I’m not sure the level of pain can be divorced from the subjective aspect of it. When you knowingly eat hot sauce, you put yourself through pain but can tolerate it because you know it won’t do any harm except maybe an upset stomach. Whereas I have definitely (having eaten ghost pepper sauce) experienced much much much worse pain than having blood drawn, but having a needle sticking into you just feels wrong, so the subjective experience was around the same even though the actual pain per se was barely noticable for the needle.
(I can’t compare ghost sauce to breaking a bone, never having broken one except perhaps a toe for which I didn’t go to the doctor. That was slightly worse than hot hot sauce or blood draw considering I knew it would last for weeks. Much worse than that was an infected wisdom tooth. That was worse than any pain that lasted for more than a minute or so (despite this, I only rated it an “8” at the ER.))
I’d suggest it depends on the bone AND it depends on the gustatory history of the person consuming the hot pepper. I am not particularly tolerant of spicy food (what friends find pleasant I can find quite unpleasantly spicy), so I am sure I would find a hot pepper far more painful than someone that enjoys very spicy food regularly.

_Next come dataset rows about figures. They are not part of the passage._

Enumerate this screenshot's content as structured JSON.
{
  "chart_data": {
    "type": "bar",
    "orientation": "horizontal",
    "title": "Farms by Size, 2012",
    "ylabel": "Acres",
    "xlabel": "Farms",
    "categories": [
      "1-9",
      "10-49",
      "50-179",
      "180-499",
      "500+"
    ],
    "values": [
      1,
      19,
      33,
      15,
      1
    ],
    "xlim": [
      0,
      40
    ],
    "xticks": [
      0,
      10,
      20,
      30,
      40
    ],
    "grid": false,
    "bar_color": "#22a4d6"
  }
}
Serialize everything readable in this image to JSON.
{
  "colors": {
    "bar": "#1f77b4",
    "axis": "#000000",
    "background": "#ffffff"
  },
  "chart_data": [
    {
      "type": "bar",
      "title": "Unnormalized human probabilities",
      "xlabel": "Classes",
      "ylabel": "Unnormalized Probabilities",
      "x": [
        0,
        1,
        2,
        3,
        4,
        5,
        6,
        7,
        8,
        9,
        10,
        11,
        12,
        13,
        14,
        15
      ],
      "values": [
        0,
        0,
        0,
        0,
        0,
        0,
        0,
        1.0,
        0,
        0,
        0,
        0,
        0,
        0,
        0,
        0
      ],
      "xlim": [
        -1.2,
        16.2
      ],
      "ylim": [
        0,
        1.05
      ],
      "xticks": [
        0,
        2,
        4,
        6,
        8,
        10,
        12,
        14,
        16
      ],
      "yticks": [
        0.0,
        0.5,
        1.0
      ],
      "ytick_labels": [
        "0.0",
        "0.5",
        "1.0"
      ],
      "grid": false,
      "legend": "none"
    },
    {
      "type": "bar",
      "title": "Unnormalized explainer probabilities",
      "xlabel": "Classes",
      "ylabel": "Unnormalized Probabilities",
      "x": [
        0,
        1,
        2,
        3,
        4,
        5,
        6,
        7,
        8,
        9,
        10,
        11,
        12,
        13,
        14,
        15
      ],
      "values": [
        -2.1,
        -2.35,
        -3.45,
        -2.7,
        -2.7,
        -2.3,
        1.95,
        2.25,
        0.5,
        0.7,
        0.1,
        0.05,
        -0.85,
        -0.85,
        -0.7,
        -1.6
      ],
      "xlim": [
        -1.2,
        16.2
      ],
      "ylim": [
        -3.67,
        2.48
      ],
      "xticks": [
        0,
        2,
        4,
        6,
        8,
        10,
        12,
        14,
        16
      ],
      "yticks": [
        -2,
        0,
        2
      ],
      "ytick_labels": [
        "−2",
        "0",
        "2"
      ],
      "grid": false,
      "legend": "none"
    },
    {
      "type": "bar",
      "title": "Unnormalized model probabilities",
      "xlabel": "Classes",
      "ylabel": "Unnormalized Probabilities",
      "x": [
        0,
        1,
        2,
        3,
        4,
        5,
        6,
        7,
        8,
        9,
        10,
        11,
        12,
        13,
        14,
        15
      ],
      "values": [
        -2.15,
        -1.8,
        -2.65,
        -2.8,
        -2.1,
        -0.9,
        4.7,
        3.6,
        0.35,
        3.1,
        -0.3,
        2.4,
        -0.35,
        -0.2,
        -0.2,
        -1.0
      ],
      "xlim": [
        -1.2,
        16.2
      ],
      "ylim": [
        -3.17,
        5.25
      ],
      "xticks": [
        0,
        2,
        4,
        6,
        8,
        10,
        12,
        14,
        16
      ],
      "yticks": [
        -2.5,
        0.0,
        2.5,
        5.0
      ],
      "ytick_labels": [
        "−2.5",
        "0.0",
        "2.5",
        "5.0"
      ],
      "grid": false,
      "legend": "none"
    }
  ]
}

I’ve broken four ribs. Sometimes when I twisted the wrong way they gave me the sharpest pain I’ve ever felt. I’d far rather eat the hottest peppers I’ve ever eaten again than feel that pain again.
There is no right answer… I’ve broken my leg, and it honestly didn’t hurt that severely, but it was still painful any time I tried to walk even a month later. Peppers can knock you off of your feet, but a few hours later it is just a memory. The leg was definitely more of a burden if that helps at all.
I’ve torn rib cartilage before, and for sheer irritation that was up there.
When I broke my femur I actually passed out for a period, so I may have missed the most of that pain. I was in traction for about 6 weeks and got a nasty infection (in hospital, of all places) at the site of the pin. That was fairly painful as well.
Ope fracture of tib/fib. Passed out, and hit the ground. Impact woke me up, and I was horizontal, but my left foot was still standing up on the ground, bare bones pointed straight up. I didn’t feel a thing, as I think adrenaline kicked in, and by the time I might have felt it, the paramedics had given me some “joy juice”, as they call it. A bit sore later, when recovering, but not too bad. The REAL pain was when they put in a titanium tibial nail (there permanently). The fracture site just above the ankle only gave an occasional dull ache, but the area below my knee, where they made the incision hurt like the Dickens for weeks, and I had to be put on opiates.
Hot chilli? No idea. I love that stuff. It can be slightly unpleasant if you overdo it, but it also makes me feel wonderfully alive.
So yeah, on balance, I’ll take the broken bone. Pain-wise, that is. The weeks recovering, not so much.